Eu, minha ansiedade e nosso novo amigo

  Sempre me orgulhei por conseguir me manter firme na minha disposição a abstinência química! Em tempos onde a felicidade se apresenta em vidros, o sucesso em livros e a disposição em shakes, consegui atravessar 41 anos sem recorrer a nada para dormir, nem para acordar, muito menos para esquecer.
  Sofri todas as dores e lágrimas que me foram permitidas e exigidas sem um único comprimido! Mas tive finalmente que me render a eles, reconhecer que era hora de pedir auxílio extra.
  Os últimos 5, talvez 6 anos foram dose e dose para leão nenhum reclamar!
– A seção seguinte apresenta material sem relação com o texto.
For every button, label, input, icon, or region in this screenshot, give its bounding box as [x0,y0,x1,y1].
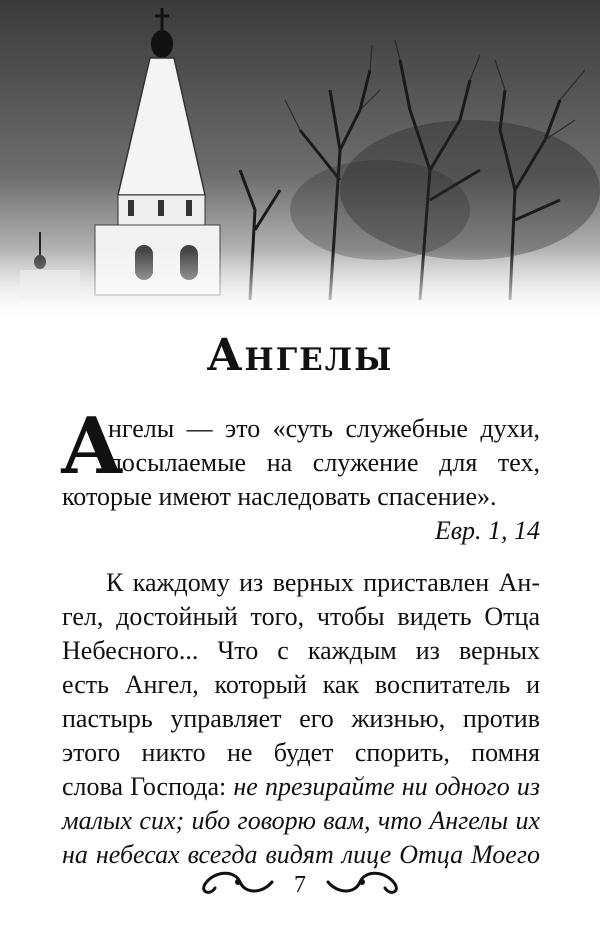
body-line-plain: слова Господа: [62,772,234,801]
body-line: гел, достойный того, чтобы видеть Отца [62,602,540,631]
body-line: этого никто не будет спорить, помня [62,738,540,767]
body-line-italic: на небесах всегда видят лице Отца Моего [62,840,540,869]
body-line-italic: не презирайте ни одного из [233,772,540,801]
body-line: К каждому из верных приставлен Ан- [106,568,540,597]
epigraph-line: посылаемые на служение для тех, [108,448,540,477]
page-number: 7 [294,872,306,898]
epigraph-reference: Евр. 1, 14 [434,516,540,545]
epigraph-line: которые имеют наследовать спасение». [62,482,497,511]
epigraph [62,412,540,548]
body-text [62,566,540,872]
body-line: пастырь управляет его жизнью, против [62,704,540,733]
drop-cap: А [60,401,124,492]
body-line: есть Ангел, который как воспитатель и [62,670,540,699]
body-line [62,770,540,804]
body-line-italic: малых сих; ибо говорю вам, что Ангелы их [62,806,540,835]
page-title: Ангелы [206,330,394,381]
body-line: Небесного... Что с каждым из верных [62,636,540,665]
epigraph-line: нгелы — это «суть служебные духи, [108,414,540,443]
church-landscape-illustration [0,0,600,322]
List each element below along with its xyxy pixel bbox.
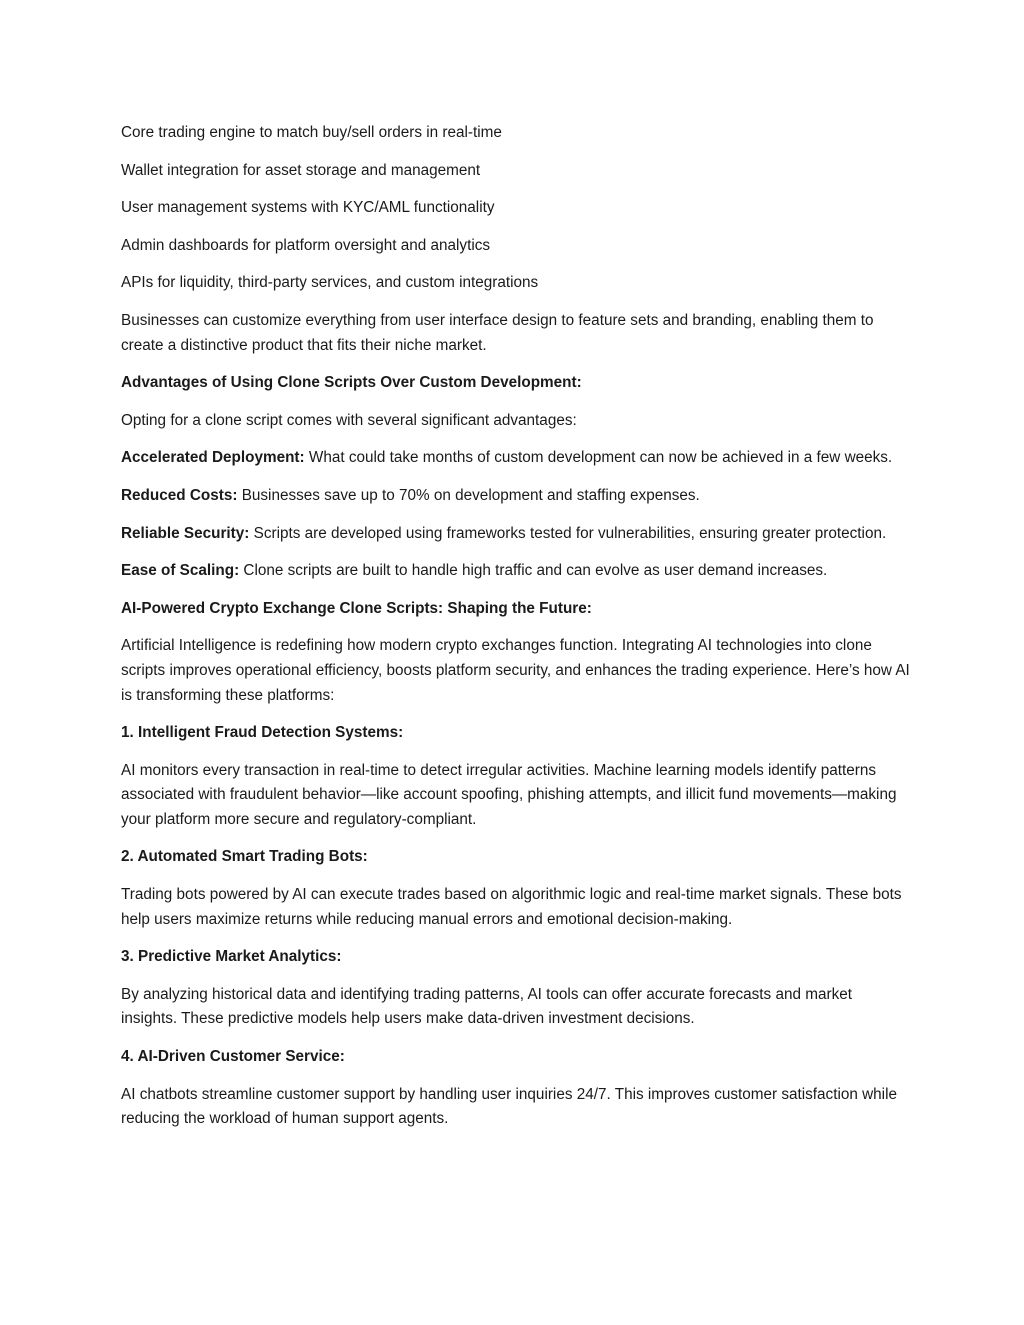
advantage-item [121,522,911,547]
subsection-body: AI chatbots streamline customer support by handling user inquiries 24/7. This improves customer satisfaction while reducing the workload of human support agents. [121,1085,897,1128]
advantages-intro: Opting for a clone script comes with several significant advantages: [121,411,577,429]
advantage-text: Businesses save up to 70% on development and staffing expenses. [237,486,700,504]
advantage-item [121,559,911,584]
document-body [121,121,911,1145]
customize-paragraph: Businesses can customize everything from user interface design to feature sets and branding, enabling them to create a distinctive product that fits their niche market. [121,311,874,354]
feature-item: Admin dashboards for platform oversight and analytics [121,236,491,254]
ai-section-heading: AI-Powered Crypto Exchange Clone Scripts: Shaping the Future: [121,599,592,617]
advantage-item [121,446,911,471]
advantage-label: Reliable Security: [121,524,250,542]
feature-item: Wallet integration for asset storage and management [121,161,481,179]
advantage-label: Reduced Costs: [121,486,238,504]
advantage-label: Ease of Scaling: [121,562,240,580]
advantage-label: Accelerated Deployment: [121,449,305,467]
subsection-body: Trading bots powered by AI can execute trades based on algorithmic logic and real-time market signals. These bots help users maximize returns while reducing manual errors and emotional decision-making. [121,886,902,928]
subsection-heading: 2. Automated Smart Trading Bots: [121,848,368,866]
feature-item: User management systems with KYC/AML functionality [121,199,495,217]
feature-item: APIs for liquidity, third-party services, and custom integrations [121,274,539,292]
subsection-body: By analyzing historical data and identifying trading patterns, AI tools can offer accurate forecasts and market insights. These predictive models help users make data-driven investment decisions. [121,985,852,1028]
advantage-text: What could take months of custom development can now be achieved in a few weeks. [304,449,893,467]
advantage-text: Scripts are developed using frameworks tested for vulnerabilities, ensuring greater protection. [249,524,887,542]
subsection-body: AI monitors every transaction in real-time to detect irregular activities. Machine learning models identify patterns associated with fraudulent behavior—like account spoofing, phishing attempts, and illicit fund movements—making your platform more secure and regulatory-compliant. [121,761,897,828]
feature-item: Core trading engine to match buy/sell orders in real-time [121,124,502,141]
subsection-heading: 1. Intelligent Fraud Detection Systems: [121,724,404,742]
advantages-heading: Advantages of Using Clone Scripts Over Custom Development: [121,374,582,392]
subsection-heading: 3. Predictive Market Analytics: [121,948,342,966]
advantage-item [121,484,911,509]
advantage-text: Clone scripts are built to handle high traffic and can evolve as user demand increases. [239,562,828,580]
ai-section-intro: Artificial Intelligence is redefining how modern crypto exchanges function. Integrating AI technologies into clone scripts improves operational efficiency, boosts platform security, and enhances the trading experience. Here’s how AI is transforming these platforms: [121,637,910,704]
subsection-heading: 4. AI-Driven Customer Service: [121,1048,345,1066]
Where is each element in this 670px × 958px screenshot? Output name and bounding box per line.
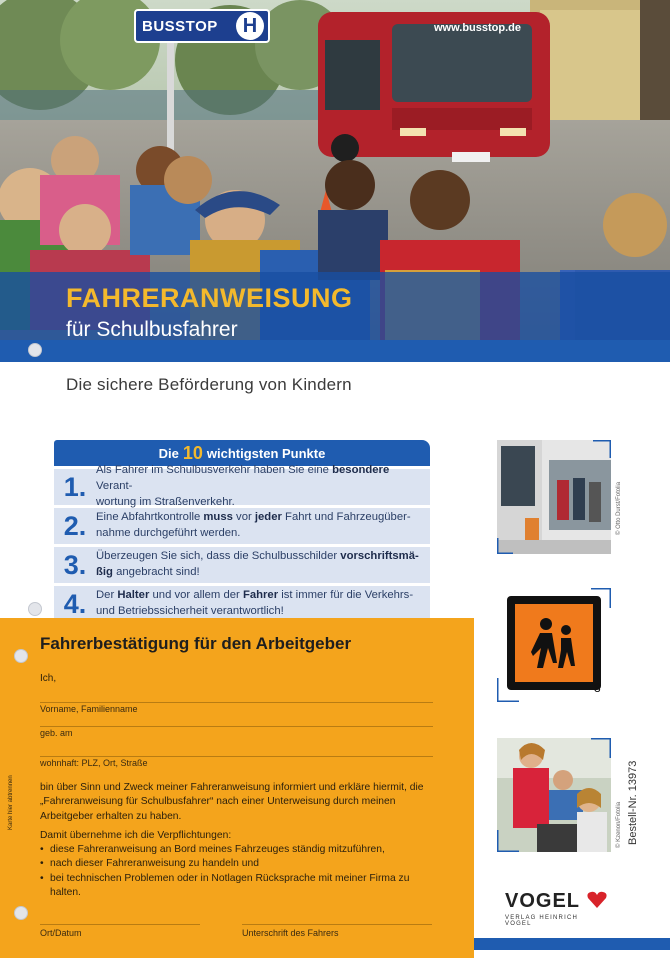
point-number: 4.	[63, 588, 87, 619]
name-line[interactable]	[40, 702, 433, 703]
credit-text-3: © Kzenon/Fotolia	[616, 801, 622, 848]
point-number: 3.	[63, 549, 87, 580]
school-sign-illustration	[497, 588, 611, 702]
thumb-driver-children	[497, 738, 611, 852]
point-number: 1.	[63, 471, 87, 502]
point-text: Überzeugen Sie sich, dass die Schulbusschilder vorschriftsmä- ßig angebracht sind!	[96, 550, 419, 578]
tear-off-note	[4, 742, 14, 832]
bus-url: www.busstop.de	[434, 22, 521, 34]
heart-icon	[587, 891, 607, 909]
punch-hole	[28, 602, 42, 616]
label-born: geb. am	[40, 728, 73, 738]
point-text: Als Fahrer im Schulbusverkehr haben Sie eine besondere Verant- wortung im Straßenverkehr.	[96, 464, 390, 508]
driver-confirmation-card	[0, 618, 474, 958]
label-name: Vorname, Familienname	[40, 704, 138, 714]
card-title: Fahrerbestätigung für den Arbeitgeber	[40, 634, 352, 653]
credit-text-1: © Otto Durst/Fotolia	[616, 481, 622, 535]
point-row	[54, 547, 430, 583]
busstop-sign	[134, 9, 270, 43]
bus-door-photo	[497, 440, 611, 554]
top-points-box	[54, 440, 430, 620]
point-row	[54, 508, 430, 544]
obligations-intro: Damit übernehme ich die Verpflichtungen:	[40, 830, 232, 841]
points-head-after: wichtigsten Punkte	[206, 445, 326, 461]
punch-hole	[28, 343, 42, 357]
label-place-date: Ort/Datum	[40, 928, 82, 938]
obligations-list	[40, 843, 440, 901]
busstop-h-icon: H	[236, 12, 264, 40]
order-number: Bestell-Nr. 13973	[627, 760, 639, 845]
driver-children-photo	[497, 738, 611, 852]
logo-word: VOGEL	[505, 890, 581, 912]
tagline: Die sichere Beförderung von Kindern	[66, 375, 352, 394]
top-points-header	[54, 440, 430, 466]
label-address: wohnhaft: PLZ, Ort, Straße	[40, 758, 148, 768]
brochure-subtitle: für Schulbusfahrer	[66, 318, 238, 341]
list-item: • nach dieser Fahreranweisung zu handeln und	[40, 857, 440, 871]
logo-tagline: VERLAG HEINRICH VOGEL	[505, 915, 579, 927]
thumb-bus-door	[497, 440, 611, 554]
sign-number: 3	[594, 681, 601, 695]
point-text: Der Halter und vor allem der Fahrer ist immer für die Verkehrs- und Betriebssicherheit verantwortlich!	[96, 589, 414, 617]
points-head-number: 10	[182, 442, 203, 463]
thumb-school-sign	[497, 588, 611, 702]
list-item: • bei technischen Problemen oder in Notlagen Rücksprache mit meiner Firma zu halten.	[40, 872, 440, 901]
point-number: 2.	[63, 510, 87, 541]
birthdate-line[interactable]	[40, 726, 433, 727]
punch-hole	[14, 906, 28, 920]
hero-photo	[0, 0, 670, 362]
point-row	[54, 464, 430, 508]
address-line[interactable]	[40, 756, 433, 757]
punch-hole	[14, 649, 28, 663]
point-text: Eine Abfahrtkontrolle muss vor jeder Fahrt und Fahrzeugüber- nahme durchgeführt werden.	[96, 511, 411, 539]
point-row	[54, 586, 430, 622]
card-ich: Ich,	[40, 673, 57, 684]
label-signature: Unterschrift des Fahrers	[242, 928, 339, 938]
points-head-before: Die	[158, 445, 179, 461]
vogel-logo	[505, 890, 605, 927]
signature-line[interactable]	[242, 924, 432, 925]
busstop-sign-text: BUSSTOP	[142, 17, 218, 35]
title-band-strip	[0, 340, 670, 362]
brochure-title: FAHRERANWEISUNG	[66, 283, 353, 313]
list-item: • diese Fahreranweisung an Bord meines Fahrzeuges ständig mitzuführen,	[40, 843, 440, 857]
tear-off-text: Karte hier abtrennen	[8, 775, 14, 830]
card-paragraph: bin über Sinn und Zweck meiner Fahreranweisung informiert und erkläre hiermit, die „Fahreranweisung für Schulbusfahrer“ nach einer Unterweisung durch meinen Arbeitgeber erhalten zu haben.	[40, 782, 424, 822]
bottom-strip	[474, 938, 670, 950]
place-date-line[interactable]	[40, 924, 200, 925]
Tive direito a tudo o que nunca pensei querer, abri a temporada com uma mega crise de minha filha em pleno 15 anos de idade, onde se instalou na minha casa o que eu chamava carinhosamente de Faixa de Gaza! Finais de semana viraram um teste de resistência, eu tinha que me desdobrar entre filha e marido que passaram longos 2 anos sem se falar. Os efeitos  se acumularam, se misturaram, se intensificaram! 
  O casamento foi pagando um alto preço por isso claro, já vinha desgastado por uma série de outras questões e apenas teve seu estado piorado! A saúde não deixou por menos, e também correu atrás, me dando algumas rasteiras. Uma cirurgia programada, outra sequencial inesperada e assustada, período de recuperação, decepção na área profissional, gente nova se mostrando, coragem nova surgindo em meio ao semi caos e o recomeço! Quase na integra, quase inteira!
  Mas acho que não me dei o tempo para o oxigênio, aquela ida a tona tão necessária nos momentos onde nos falta o ar, fui apenas fazendo, planejando, deixando acontecer, atropelando e sendo atropelada!
  O corpo começou sussurando, eu fui fingindo não ouvir e quando percebi já tinha conquistado o direito a 2 hérnias discais, uma enxaqueca super fiel e leal e um humor modelo montanha russa! Acordo querendo dominar o mundo e encerro o dia querendo ser tatu!
  Conselhos aparecem de todos os lados, alguns doces, carinhosos, outros puxões de orelha mesmo e dos grandes! Ouço a toda hora o que passei a vida entoando: faça atividade física, se alimente adequadamente, tenha religiosidade, exercite a paciência, a boa vontade, compreenda que tudo tem seu tempo!
  Difícil evitar querer colocar para correr todo samaritano que me surge a frente!
  Me rendi e agendei uma consulta médica! A idéia inicial era apenas um checkup básico, para tentar iniciar uma atividade física.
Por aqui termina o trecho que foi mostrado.